Оцените материал
(0 голосов)
Анатолий Яни
 
 

СМЕРТЬ ЛЕОНИДА ВЫШЕСЛАВСКОГО

Серебристо искрясь, пахнет снег неминучей бедою
И густые седины роняет зиме на чело.
Светло-синий мороз чуть не плачет, тряся бородою,
Но не хочет рассказывать, что же здесь произошло.

Друг-читатель, ты строчки поэта, наверное, помнишь.
Выше славы, бывало, его возносилась строка.
Почему же не едет - ведь вызвана! - "скорая помощь"?
Почему без пальто он лежит здесь и без пиджака?

Почему вместо носа мы видим кровавое месиво?
Как он здесь, на снегу, оказался, известный поэт?
Из-за денег избил, не иначе, я думаю, бес его,
И милиции дела до этого, видимо, нет.

На морозном ковре декабря он прилёг у сугроба.
Ветер веткам суставы ломает в холодном бору.
Он лежит на снегу. Сердце хочет уйти от озноба,
И пустые карманы трепещут на зимнем ветру.

В тайну звёздного снега зарылся трагический вечер.
Снег венчался со смертью в один из глухих декабрей.
Иней вис на ветвях, и вздыхал очень горестно ветер.
На маршрутке поэзия ехала к смерти своей.


ПАМЯТЬ СЕРДЦА

Стучится в сердце память всё сильнее
Про чудеса:
Синеет небо, светит луч яснее,
Звенит оса.

Я целовал тебя у повилики -
Как я посмел?
Читал сонеты ветер ежевики,
И лес звенел.

Я видел взлёты ласточки отважной
Под облака.
И, вспыхивая лентою изящной,
Текла река.

Ах, как среди цветущих трав любили
Мы плыть в миры!
Вот только жаль: до счастья не доплыли
До сей поры.


ПоДрАжАнИе оДеСсКоМу сТиХоТвОрЦу СеРгЕю ГлАвАцКоМу

Я - леший! Рисую луною из птиц гоголь-моголь.
Шуршит под ногами кофейная гуща Вселенной,
Где войлоком пульса натянута капсульно тога,
В лунарде моих бутафорий дрожа, как полено.
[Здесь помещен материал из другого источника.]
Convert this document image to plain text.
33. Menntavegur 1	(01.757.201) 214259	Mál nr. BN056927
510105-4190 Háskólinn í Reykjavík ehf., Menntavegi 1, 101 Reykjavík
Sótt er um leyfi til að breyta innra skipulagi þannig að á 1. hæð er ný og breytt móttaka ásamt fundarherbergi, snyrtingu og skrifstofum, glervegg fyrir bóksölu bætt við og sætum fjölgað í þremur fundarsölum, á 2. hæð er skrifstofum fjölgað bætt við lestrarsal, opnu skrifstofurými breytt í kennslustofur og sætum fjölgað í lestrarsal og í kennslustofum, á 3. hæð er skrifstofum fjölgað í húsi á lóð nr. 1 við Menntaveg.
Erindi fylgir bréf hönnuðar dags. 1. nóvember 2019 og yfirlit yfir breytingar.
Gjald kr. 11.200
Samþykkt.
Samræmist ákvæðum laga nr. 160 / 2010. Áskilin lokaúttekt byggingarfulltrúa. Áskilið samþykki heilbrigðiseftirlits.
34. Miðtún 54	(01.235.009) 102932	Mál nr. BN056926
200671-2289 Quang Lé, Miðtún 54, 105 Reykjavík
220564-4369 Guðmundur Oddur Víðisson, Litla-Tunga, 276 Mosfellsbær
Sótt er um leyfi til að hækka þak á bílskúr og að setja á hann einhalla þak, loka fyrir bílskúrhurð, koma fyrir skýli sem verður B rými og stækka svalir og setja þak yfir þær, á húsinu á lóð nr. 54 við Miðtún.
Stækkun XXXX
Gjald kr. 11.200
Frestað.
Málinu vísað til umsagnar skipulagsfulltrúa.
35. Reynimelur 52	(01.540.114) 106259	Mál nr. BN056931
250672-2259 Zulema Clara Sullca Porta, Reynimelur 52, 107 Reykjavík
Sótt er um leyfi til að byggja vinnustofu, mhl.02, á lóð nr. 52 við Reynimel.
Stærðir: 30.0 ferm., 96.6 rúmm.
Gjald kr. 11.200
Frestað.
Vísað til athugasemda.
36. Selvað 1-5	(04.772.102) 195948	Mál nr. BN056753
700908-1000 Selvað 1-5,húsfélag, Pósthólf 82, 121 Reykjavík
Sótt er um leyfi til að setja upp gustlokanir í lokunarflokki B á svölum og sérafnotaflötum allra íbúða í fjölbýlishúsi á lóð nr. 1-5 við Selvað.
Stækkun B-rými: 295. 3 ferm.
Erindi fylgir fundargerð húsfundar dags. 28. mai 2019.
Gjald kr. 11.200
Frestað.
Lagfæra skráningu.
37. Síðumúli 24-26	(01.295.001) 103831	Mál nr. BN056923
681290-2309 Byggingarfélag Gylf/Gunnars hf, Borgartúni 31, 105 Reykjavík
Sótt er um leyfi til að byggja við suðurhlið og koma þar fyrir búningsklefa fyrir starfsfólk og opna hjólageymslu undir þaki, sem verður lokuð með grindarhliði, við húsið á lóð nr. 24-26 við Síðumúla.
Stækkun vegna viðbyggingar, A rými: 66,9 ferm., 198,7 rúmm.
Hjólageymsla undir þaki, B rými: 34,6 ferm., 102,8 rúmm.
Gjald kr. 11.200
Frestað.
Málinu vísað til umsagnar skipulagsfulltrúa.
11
Мой бриг заозёрен жемчужными бусами яблок,
Мой бриз должен выдержать выкрик шалфейного неба.
В звездящихся насыпях воздуха, мутных и дряблых,
Тюрьма раскрошилась таблетками синего хлеба.


СОСНОВЫЙ БОР

Внизу журчит река, а за рекою -
Извечно зелен мой сосновый бор.
Мы с ним - друзья, и горькою судьбою
С ним связаны навеки с давних пор.

Цветут там золотые анемоны.
Там - папоротник, с ним ты помолчишь.
Стройны янтарно-красные колонны,
И шумом веток перевита тишь.

О шуме тишины мы песню сложим,
О птицах, что поют с душою в лад.
Но у деревьев мы спросить не сможем,
Зачем не спят, о чём они шумят.

Мы крепко дружим с милым нашим бором,
По ягоды приходим, по грибы,
А сосны смотрят здесь на нас с укором,
Шепчась о чём-то колко у тропы.

Не вечна жизнь любого человека.
Уйдём и мы. Но этих сосен рать
В бору зелёном будет каждой веткой
О нашей молчаливости молчать.


***

Здесь тучи, как вербы, а вербы, как тучи.
Соната вечерняя звонкой воды.
Луна ли внизу - что мне видится лучше? -
Иль в звёздных высотах шаланды черты?

Река поднимается… Небо упало…
Ромашек небесных нарви для венка…
Сказала б хоть слово, молчишь у причала -
Приплыли к тебе и луна, и река.

Прохлада слезинки льёт в травах колючих -
Где пчёлы? Куда их исчезли рои?
Здесь тучи, как вербы, а вербы, как тучи…
Чужими вдруг стали и губы твои.


КАРАВАН

Мне кажется: я Время ненавижу,
Пока я очень от него завишу.
В нём прошлого сияют зеркала.
Открыты в нём грядущие дела.
Об этом скажет раковина ныне,
Что мной недавно найдена в пустыне.
В четвёртый раз я видеть сон могу:
Верблюды вновь ступают по песку,
Который был морским когда-то дном,
Где море бурно пенилось кругом.


УНИКАЛЬНЫЙ СЛУЧАЙ

Вчера я вышел на базар,
Купить хотелось молока.
И вдруг, как будто пламя фар,
Огонь сверкнул издалека.

Казалось, это был рассвет,
Но солнце в небе высоко.
Подумалось, луна? Но нет,
Ещё до ночи далеко.

Так отчего же даль светла,
Подобна солнцу и луне?..
Я вскоре догадался: шла
Любимая навстречу мне!


НЕЖНОСТЬ

В троллейбусе снова везёшь ты две спелые дыни.
Я ими любуюсь и взором прошу: "Угости!"
Глубинная нежность моя то зажжётся, то стынет -
По горьким сосудам любви нелегко ей грести.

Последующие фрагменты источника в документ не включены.